Il y a des livres qui touchent, qui rendent heureux, qui donnent envie de les relire encore, de revenir quelques pages plus tôt. Le Prince à la petite tasse est de ceux-là. Emilie de Turckheim est écrivain (je vous avais d'ailleurs parlé de son dernier roman sorti en janvier ici). En cette rentrée littéraire, elle ne nous propose pas un roman, mais un récit. Le récit d'un journal qui dure neuf mois (encore neuf mois - elle avait écrit son journal de grossesse en 2015 : La Disparition du nombril) et qui nous parle de sa famille qui a accueilli un jeune Afghan, Reza, qui fuyait son pays. Emilie de Turckheim et Fabrice, son mari, ont deux enfants, Marius et Noé. Ces deux derniers ont accepté de laisser leur salle de jeu pour la transformer en chambre pour Reza. La fraternité commence là et n'en finit plus. Même si la cohabitation n'est pas simple tous les jours, elle révèle tant de choses sur la beauté de l'accueil. Il y a l'apprentissage de la langue, la compréhension de la culture, la difficulté de la distance et de l'absence de la famille dont on ne sait pas ce qu'elle est devenue, la difficulté de l'adaptation. Il y a la découverte de la poésie, l'émerveillement. Chaque moment vécu avec lui semble unique et Emilie de Turckheim nous le transmet avec beaucoup d'humilité et d'émotion.

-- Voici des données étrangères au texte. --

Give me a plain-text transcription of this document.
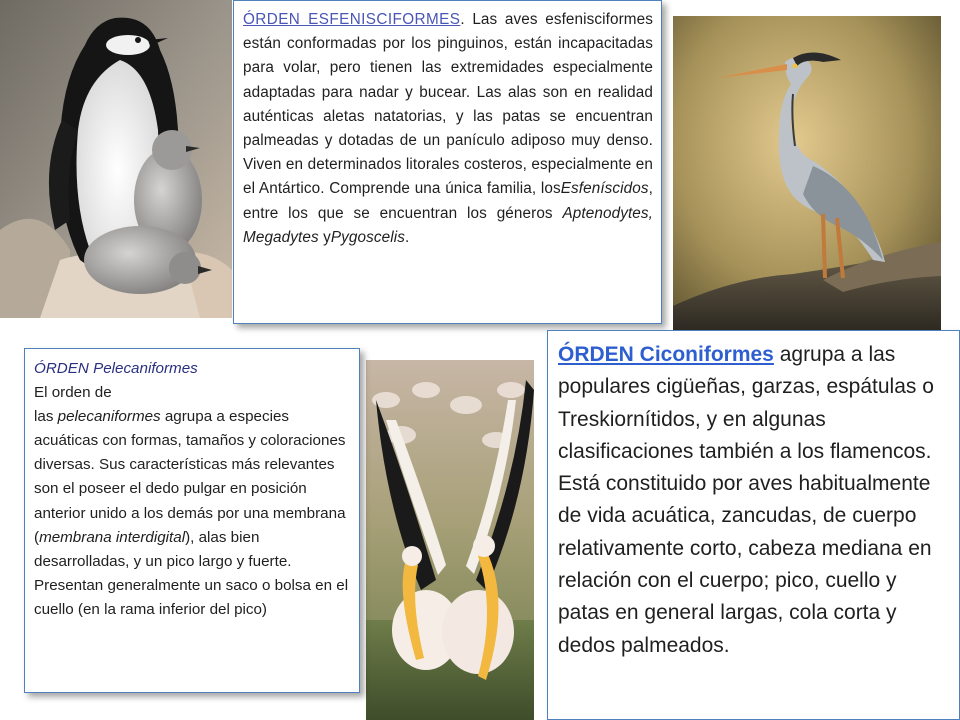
ÓRDEN ESFENISCIFORMES. Las aves esfenisciformes están conformadas por los pinguinos, están incapacitadas para volar, pero tienen las extremidades especialmente adaptadas para nadar y bucear. Las alas son en realidad auténticas aletas natatorias, y las patas se encuentran palmeadas y dotadas de un panículo adiposo muy denso. Viven en determinados litorales costeros, especialmente en el Antártico. Comprende una única familia, losEsfeníscidos, entre los que se encuentran los géneros Aptenodytes, Megadytes yPygoscelis.
ÓRDEN Pelecaniformes
El orden de
las pelecaniformes agrupa a especies acuáticas con formas, tamaños y coloraciones diversas. Sus características más relevantes son el poseer el dedo pulgar en posición anterior unido a los demás por una membrana (membrana interdigital), alas bien desarrolladas, y un pico largo y fuerte. Presentan generalmente un saco o bolsa en el cuello (en la rama inferior del pico)
ÓRDEN Ciconiformes agrupa a las populares cigüeñas, garzas, espátulas o Treskiornítidos, y en algunas clasificaciones también a los flamencos. Está constituido por aves habitualmente de vida acuática, zancudas, de cuerpo relativamente corto, cabeza mediana en relación con el cuerpo; pico, cuello y patas en general largas, cola corta y dedos palmeados.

Pour conclure, j'ai choisi, selon moi, l'un des plus beaux passages de ce récit, sur la " langue innée " des cartes :
Site des éditions Calmann-Lévy" Quand les enfants sont rentrés de l'école, nous avons joué aux cartes dans le salon, tous les quatre, sur la table en Formica rose des années cinquante. Marius a expliqué les règles du whist à Reza, en articulant chaque mot, lui qui parle d'habitude si vite et laboure les syllabes. Nous avons joué longtemps. J'ai béni les cartes et leur langue innée. Elles ont l'art tendre et pudique de rassembler des gens qui font semblant de s'intéresser au jeu, alors qu'ils ne sont là que pour la joie d'être ensemble. "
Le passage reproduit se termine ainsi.